Funeral – Arcade Fire (2004)
Hay algo diferencial en las canciones de esta agrupación de músicos diversos, que van mucho más allá del adorable conjunto guitarras, bajo, percusión. Algo muy personal, que no trataré de imponer como una experiencia obligatoria ni como demostración de superioridad alguna, sino como una impresión propia y no demasiado lógica: a mí, los temas de Arcade Fire -en este Funeral- me quedan dentro como experiencias vividas y vívidas, algo que no me ocurre con todo el mundo. Algo de lo que me di cuenta por primera vez con los Beatles, cuando escuchaba Mr. Kyte y conocía con todo detalle el circo que contaba Lennon; o desde luego en la muy visual Lucy In The Sky With Diamonds, repleta de imágenes tan bien definidas que actúan a modo de relato. Es decir: cuando escucho Neighboorhood #1 (Tunnels) realmente veo como en una película interior a esos amantes que se encuentran en túneles que comunican sus dormitorios; y siento la indefinida nostalgia de los suyos, en ese más allá subterráneo en el que consuman la pasión.
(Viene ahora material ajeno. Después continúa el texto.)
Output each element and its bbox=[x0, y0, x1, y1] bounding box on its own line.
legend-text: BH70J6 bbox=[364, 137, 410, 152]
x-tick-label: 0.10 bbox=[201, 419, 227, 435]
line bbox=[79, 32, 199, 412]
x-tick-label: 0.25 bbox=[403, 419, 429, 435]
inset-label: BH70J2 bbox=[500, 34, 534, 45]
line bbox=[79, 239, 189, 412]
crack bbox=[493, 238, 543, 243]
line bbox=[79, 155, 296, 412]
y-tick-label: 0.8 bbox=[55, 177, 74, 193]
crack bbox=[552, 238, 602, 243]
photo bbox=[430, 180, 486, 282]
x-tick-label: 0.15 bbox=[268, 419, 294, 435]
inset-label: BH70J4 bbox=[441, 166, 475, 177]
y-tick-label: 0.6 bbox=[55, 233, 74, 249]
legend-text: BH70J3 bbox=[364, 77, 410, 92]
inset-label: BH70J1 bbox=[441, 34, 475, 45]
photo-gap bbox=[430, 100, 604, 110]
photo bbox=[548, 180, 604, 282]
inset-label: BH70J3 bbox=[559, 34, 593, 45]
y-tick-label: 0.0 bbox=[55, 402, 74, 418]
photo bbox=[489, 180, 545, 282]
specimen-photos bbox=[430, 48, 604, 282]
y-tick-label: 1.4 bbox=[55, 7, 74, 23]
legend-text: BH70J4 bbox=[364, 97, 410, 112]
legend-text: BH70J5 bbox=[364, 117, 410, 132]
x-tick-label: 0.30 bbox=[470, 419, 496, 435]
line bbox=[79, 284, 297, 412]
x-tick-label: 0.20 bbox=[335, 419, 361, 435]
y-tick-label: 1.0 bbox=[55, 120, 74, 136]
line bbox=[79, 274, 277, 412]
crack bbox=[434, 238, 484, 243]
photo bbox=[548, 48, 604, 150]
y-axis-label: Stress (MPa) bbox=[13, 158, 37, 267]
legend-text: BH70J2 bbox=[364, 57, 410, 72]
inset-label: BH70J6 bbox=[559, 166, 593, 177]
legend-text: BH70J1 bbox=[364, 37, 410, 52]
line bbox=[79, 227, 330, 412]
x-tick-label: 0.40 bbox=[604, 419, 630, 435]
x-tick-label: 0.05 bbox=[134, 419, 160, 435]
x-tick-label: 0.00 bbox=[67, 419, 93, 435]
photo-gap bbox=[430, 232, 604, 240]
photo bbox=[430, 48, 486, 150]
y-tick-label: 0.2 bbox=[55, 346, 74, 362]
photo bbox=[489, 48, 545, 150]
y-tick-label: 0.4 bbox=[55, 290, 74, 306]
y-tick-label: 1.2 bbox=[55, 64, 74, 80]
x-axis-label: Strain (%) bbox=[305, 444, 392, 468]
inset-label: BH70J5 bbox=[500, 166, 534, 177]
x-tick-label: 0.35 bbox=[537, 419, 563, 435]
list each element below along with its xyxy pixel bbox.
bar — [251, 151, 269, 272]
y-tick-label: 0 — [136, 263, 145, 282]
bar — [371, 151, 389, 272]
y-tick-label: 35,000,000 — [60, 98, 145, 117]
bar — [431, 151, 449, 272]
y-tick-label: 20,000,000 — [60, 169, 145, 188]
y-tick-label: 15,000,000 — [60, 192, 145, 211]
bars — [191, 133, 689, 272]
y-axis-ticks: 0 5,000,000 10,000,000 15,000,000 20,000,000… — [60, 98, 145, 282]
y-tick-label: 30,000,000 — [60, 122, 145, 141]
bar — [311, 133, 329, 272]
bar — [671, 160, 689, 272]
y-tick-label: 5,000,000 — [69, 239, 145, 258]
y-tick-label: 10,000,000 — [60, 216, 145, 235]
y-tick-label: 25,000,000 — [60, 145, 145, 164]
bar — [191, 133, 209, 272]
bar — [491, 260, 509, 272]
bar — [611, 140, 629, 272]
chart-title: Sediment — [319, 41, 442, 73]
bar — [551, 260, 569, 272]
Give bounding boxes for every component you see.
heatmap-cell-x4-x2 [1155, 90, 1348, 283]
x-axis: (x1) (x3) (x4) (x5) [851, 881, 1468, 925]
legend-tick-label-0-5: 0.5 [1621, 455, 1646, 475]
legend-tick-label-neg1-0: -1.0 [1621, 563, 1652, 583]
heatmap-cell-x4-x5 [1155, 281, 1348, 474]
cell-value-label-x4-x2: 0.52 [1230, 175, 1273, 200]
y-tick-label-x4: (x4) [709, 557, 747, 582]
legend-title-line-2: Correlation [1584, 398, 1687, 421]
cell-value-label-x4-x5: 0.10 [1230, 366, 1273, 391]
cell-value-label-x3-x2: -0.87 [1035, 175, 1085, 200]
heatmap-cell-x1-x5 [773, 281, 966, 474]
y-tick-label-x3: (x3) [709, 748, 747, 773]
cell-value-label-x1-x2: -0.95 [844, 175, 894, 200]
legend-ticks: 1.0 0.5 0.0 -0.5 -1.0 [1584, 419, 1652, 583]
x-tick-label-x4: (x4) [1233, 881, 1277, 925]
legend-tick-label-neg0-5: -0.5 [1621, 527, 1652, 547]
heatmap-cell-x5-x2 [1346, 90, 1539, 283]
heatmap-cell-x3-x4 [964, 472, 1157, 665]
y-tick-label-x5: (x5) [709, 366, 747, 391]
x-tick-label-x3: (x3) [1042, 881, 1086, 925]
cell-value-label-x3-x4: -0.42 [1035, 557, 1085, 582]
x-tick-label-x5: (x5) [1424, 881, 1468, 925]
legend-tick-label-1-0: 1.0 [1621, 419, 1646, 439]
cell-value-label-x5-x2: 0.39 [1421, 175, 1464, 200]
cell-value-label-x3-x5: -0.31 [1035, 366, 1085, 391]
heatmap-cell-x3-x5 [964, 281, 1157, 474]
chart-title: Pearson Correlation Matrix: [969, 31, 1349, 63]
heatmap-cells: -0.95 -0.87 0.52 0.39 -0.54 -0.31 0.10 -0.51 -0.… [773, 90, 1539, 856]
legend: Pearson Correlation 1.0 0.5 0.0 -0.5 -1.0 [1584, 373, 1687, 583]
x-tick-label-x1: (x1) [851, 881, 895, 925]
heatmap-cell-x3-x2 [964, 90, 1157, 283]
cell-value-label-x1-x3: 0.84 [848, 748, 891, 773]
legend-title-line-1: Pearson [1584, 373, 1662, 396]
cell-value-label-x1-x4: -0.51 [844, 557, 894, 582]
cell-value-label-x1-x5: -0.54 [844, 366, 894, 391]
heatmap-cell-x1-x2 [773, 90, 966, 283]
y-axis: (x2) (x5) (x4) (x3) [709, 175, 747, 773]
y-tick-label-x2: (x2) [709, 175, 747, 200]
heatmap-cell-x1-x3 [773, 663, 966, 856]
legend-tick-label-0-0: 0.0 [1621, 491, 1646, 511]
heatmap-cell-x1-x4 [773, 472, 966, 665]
Algo parecido ocurre con las soledades de Neighborhood #2 (Laika) y con otras tantas canciones de este Funeral apasionado, en cierto modo dichoso como los wake de los irlandeses, que primero entierran a sus muertos y luego se van a recordarlos bebiendo pintas de Guinness. Mientras escribían este disco, Arcade Fire vivieron el fallecimiento de miembros cercanos a su familia. Y todas las impresiones y pensamientos y hervores íntimos de esa experiencia quedaron impregnados en las canciones. La verdad… lo mejor que se puede decir de Funeral, el demoledor estreno de los canadienses, es que todo en él resulta memorable. Algo muy fácil de decir; bastante más complicado de lograr.    

     

M. P. Hinson and The Gospel of Progress – Micah P. Hinson (2004)
He aquí uno de nuestros arquetipos favoritos: un canalla con profundidad de campo en la mirada, armado de lamentos y con una guitarra entre las manos. A lo largo del tiempo uno va descubriendo músicos y canciones como descubre personas y días. Unos permanecen, otros pasan, con mayor o menor peaje por el medio. Al final, como supo Machado, todo queda, nada se va del todo. Micah P. Hinson ha sido, cronológicamente, el último descubrimiento de mi década, pero tiene un lugar fijo. Podría no hacer ningún disco más, perderse en alguna planicie árida de Texas, regresar a su natal Memphis para admirar el progreso de Marc Gasol o algo peor, pero su trilogía de álbumes hasta la fecha no necesitaría más añadidos: Micah P. Hinson and The Gospel of Progress, Micah P. Hinson and The Opera Circuit y Micah P. Hinson and The Red Empire Orchestra. Más el EP The Baby and The Satellite. Títulos juguetones e ininterpretables, con portadas blancas y negras de voluntaria insinuación (un omoplato en corsé, unas pantorrillas arqueadas con remate en tacón, un torso con forro negro de noche…) para un muchacho con una voz profunda y negra como una caverna. En The Gospel of Progress Micah bordea con sus letras y la interpretación abismos en los que nunca se deja caer del todo; canta a veces con dulzura de madurez desengañada y otras veces con desgarro adolescente, y en esa dualidad (más su pérfido trabajo a la guitarra) reside el indescifrable atractivo de su puesta en escena. El día en que uno tiene ganas de demoler hoteles (como diría Charly García), merece la pena canalizar esa energía escuchando algunos temas de Micah P. Hinson: encontrará que hay muchas formas de conjurar la hirviente locura íntima. Y que ésta, de verdad, resulta magnífica.